Harris certainly made the most of the supper. Despite his ballasting of rum, Audubon didn’t. A few spoonsful of soup, a halfhearted attack on the mutton and the roast potatoes accompanying it, and he felt full to the danger point. “We might as well have traveled second class, or even steerage,” he said sadly. “The difference in cost lies mostly in the victuals, and I’ll never get my money’s worth at a table that rolls.”
“I’ll just have to do it for both of us, then.” Harris poured brandy-spiked gravy over a second helping of mutton. His campaign with fork and knife was serious and methodical, and soon reduced the mutton to nothing. He looked around hopefully. “I wonder what the sweet course is.”
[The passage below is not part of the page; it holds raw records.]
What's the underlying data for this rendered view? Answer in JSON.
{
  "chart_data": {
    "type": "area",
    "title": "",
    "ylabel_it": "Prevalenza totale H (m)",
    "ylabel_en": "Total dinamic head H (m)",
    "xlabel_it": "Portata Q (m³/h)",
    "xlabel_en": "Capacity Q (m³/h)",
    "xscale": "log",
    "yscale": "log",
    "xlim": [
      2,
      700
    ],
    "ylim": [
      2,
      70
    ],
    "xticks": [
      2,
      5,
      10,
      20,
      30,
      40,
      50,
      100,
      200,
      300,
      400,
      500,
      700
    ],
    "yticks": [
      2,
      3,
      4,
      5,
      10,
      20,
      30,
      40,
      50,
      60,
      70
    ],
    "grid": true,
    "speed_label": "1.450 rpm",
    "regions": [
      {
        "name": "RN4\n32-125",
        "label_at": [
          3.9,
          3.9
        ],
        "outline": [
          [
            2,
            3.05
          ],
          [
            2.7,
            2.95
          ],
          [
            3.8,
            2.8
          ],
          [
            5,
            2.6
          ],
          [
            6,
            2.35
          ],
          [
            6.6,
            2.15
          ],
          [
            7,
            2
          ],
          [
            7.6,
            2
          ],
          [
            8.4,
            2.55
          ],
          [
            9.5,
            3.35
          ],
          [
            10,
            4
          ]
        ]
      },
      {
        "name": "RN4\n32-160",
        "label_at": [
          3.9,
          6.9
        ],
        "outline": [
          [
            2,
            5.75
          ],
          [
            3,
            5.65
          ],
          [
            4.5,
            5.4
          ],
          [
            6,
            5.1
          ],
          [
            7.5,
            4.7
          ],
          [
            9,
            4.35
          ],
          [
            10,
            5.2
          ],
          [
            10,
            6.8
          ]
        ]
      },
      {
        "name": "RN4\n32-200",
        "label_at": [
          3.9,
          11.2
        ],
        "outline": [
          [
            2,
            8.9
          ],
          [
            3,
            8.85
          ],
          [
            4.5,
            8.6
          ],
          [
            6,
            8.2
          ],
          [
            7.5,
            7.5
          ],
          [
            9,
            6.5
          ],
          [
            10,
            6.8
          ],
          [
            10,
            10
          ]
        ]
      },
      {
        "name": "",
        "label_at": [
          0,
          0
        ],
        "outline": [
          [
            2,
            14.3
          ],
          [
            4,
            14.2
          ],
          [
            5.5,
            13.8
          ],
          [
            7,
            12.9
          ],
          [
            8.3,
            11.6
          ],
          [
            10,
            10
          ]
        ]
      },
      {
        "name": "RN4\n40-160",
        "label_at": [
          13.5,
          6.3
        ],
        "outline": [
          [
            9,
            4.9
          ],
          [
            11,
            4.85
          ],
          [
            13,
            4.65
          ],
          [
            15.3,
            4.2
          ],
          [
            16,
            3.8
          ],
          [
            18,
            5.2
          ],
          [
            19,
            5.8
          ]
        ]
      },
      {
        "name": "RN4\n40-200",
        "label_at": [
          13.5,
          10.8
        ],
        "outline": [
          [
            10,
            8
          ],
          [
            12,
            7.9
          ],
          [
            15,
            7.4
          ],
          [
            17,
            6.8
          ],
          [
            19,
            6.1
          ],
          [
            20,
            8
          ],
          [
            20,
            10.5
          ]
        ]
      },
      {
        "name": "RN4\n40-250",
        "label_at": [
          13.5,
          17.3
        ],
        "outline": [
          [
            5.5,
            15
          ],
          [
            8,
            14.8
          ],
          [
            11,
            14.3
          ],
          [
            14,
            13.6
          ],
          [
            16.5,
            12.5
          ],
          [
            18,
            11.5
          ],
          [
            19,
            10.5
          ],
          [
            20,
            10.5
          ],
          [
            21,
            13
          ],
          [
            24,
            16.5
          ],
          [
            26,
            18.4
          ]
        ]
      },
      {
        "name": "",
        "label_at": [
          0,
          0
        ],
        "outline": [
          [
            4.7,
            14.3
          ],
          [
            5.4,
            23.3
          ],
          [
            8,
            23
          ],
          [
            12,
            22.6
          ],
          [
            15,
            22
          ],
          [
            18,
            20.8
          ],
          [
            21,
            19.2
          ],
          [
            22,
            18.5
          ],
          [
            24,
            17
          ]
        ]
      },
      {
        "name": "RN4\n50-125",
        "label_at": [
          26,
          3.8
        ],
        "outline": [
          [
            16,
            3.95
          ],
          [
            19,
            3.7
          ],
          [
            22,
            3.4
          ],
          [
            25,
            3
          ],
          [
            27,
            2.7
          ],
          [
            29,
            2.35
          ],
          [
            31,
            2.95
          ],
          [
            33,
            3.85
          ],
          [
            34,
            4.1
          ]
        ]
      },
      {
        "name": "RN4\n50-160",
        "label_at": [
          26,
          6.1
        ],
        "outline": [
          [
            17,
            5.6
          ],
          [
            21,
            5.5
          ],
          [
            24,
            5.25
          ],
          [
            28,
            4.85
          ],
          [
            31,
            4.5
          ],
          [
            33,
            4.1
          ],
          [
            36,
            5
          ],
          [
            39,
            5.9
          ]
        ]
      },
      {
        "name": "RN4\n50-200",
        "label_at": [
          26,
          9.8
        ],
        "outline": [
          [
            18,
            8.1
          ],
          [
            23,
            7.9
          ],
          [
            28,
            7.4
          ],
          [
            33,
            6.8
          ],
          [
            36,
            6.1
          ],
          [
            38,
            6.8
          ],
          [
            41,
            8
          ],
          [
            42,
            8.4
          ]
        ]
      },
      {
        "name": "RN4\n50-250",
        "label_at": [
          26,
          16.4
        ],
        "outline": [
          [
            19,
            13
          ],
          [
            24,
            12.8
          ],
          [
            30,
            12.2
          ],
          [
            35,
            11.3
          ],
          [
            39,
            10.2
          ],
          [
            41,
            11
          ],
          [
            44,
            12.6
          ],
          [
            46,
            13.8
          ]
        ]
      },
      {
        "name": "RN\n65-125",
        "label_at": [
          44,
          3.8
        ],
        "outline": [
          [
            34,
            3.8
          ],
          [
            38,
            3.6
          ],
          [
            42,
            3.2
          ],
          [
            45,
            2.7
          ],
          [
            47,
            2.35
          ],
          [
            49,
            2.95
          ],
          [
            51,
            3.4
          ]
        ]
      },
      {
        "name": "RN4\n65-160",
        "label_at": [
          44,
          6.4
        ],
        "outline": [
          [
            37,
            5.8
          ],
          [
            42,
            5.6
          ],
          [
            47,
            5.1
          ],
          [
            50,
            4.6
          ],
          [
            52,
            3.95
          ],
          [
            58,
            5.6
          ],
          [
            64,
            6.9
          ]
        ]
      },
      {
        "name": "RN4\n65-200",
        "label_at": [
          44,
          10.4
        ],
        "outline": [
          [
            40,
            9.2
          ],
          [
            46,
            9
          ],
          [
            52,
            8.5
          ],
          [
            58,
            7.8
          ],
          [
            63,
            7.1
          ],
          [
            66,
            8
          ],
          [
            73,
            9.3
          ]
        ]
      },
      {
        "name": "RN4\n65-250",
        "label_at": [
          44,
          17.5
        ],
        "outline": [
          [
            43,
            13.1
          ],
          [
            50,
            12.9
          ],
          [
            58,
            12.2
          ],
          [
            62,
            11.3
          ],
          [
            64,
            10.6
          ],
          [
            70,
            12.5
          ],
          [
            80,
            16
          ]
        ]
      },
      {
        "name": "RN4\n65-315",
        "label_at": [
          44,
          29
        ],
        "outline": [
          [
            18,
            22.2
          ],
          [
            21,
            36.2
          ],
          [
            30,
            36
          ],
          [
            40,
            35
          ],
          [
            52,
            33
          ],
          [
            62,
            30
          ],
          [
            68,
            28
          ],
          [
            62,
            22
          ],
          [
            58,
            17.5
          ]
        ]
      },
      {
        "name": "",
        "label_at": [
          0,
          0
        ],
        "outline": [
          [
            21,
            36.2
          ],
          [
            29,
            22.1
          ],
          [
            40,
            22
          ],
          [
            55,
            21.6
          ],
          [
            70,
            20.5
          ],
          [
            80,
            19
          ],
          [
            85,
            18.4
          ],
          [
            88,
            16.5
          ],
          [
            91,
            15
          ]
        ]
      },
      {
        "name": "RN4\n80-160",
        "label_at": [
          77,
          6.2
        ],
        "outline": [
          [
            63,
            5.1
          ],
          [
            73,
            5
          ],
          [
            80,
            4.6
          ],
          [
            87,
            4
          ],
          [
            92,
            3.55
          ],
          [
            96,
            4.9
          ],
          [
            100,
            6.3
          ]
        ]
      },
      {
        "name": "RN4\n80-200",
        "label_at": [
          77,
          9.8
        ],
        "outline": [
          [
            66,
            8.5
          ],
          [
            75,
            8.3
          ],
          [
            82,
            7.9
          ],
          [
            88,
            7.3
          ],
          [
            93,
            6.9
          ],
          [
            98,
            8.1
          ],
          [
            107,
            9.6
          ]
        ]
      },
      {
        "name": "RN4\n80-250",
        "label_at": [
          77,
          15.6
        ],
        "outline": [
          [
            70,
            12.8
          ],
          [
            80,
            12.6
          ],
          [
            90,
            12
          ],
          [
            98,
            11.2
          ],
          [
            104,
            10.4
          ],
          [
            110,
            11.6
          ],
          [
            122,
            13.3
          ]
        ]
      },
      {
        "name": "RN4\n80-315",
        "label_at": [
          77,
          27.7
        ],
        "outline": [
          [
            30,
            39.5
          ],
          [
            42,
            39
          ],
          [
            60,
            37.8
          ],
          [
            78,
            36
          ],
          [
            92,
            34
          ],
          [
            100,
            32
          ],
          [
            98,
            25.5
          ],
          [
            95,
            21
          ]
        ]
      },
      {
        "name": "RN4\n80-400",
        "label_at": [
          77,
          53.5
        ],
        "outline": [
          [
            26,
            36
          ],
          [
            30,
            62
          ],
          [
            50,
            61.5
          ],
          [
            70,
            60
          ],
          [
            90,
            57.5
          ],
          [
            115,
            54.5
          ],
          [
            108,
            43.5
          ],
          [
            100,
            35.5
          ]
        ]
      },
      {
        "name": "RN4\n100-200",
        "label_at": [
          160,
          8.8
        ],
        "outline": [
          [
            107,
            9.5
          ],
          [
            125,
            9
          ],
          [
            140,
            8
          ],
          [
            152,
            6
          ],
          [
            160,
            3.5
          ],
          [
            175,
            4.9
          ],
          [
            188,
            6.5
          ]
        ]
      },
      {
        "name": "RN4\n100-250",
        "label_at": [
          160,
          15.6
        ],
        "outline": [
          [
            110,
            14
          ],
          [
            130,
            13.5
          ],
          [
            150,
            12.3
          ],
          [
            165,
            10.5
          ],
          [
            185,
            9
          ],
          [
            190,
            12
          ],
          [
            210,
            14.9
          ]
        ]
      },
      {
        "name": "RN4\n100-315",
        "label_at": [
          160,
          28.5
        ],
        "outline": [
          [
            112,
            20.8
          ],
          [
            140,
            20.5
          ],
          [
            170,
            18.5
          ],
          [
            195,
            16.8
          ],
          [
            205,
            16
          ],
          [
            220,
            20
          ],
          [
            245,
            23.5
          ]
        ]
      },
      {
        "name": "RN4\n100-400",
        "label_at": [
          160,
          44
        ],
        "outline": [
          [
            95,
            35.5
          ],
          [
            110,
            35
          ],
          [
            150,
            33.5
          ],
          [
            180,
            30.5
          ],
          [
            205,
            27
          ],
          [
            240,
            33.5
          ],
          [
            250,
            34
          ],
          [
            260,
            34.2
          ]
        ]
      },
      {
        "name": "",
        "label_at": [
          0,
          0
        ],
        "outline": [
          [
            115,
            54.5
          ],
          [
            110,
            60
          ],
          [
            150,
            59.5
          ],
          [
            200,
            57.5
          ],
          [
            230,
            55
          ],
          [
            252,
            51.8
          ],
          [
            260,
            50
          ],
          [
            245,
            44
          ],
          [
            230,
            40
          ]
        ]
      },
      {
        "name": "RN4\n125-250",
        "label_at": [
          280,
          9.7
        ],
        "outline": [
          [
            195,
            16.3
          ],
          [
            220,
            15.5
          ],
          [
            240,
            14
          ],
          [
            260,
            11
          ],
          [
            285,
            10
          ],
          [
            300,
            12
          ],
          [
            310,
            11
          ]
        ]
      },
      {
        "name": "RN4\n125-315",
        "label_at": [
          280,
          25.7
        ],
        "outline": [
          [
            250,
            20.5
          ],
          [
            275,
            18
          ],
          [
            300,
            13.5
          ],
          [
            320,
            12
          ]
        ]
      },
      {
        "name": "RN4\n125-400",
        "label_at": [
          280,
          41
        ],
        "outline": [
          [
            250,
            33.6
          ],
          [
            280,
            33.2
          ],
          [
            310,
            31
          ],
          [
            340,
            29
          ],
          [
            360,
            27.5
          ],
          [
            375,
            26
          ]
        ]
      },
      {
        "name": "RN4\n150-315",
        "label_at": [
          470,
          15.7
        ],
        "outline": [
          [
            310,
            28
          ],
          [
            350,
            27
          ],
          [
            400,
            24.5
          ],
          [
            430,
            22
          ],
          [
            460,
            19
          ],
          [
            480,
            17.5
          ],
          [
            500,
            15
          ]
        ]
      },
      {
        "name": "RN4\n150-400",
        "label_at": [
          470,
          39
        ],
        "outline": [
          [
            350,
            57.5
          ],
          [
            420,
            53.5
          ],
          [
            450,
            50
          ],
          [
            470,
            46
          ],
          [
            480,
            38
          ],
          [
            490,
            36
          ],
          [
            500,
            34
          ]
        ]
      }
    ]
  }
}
It was a cake baked in the shape of the
Maid of Orleans
and stuffed with nuts, candied fruit, and almond paste. Harris indulged immoderately. Audubon watched with a strange smile, half jealous, half wistful.
He went to bed not long after supper. The first day of a sea voyage always told on him, more than ever as he got older. The mattress was as comfortable as the one in the inn back in New Orleans. It might have been softer than the one he slept on at home. But it was unfamiliar, and so he tossed and turned for a while, trying to find the most comfortable position. Even as he tossed, he laughed at himself. Before long, he’d sleep wrapped in a blanket on bare ground in Atlantis. Would he twist and turn there, too? He nodded. Of course he would. Nodding still, he dozed off.
He hadn’t been asleep long before Harris came in. His friend was humming “Pretty Black Eyes,” a song popular in New Orleans as they set out. Audubon didn’t think the other man even knew he was doing it. Harris got into his nightshirt, pissed in the chamber pot under his bed, blew out the oil lamp Audubon had left burning, and lay down. He was snoring in short order. Harris always denied that he snored—and why not? He never heard himself.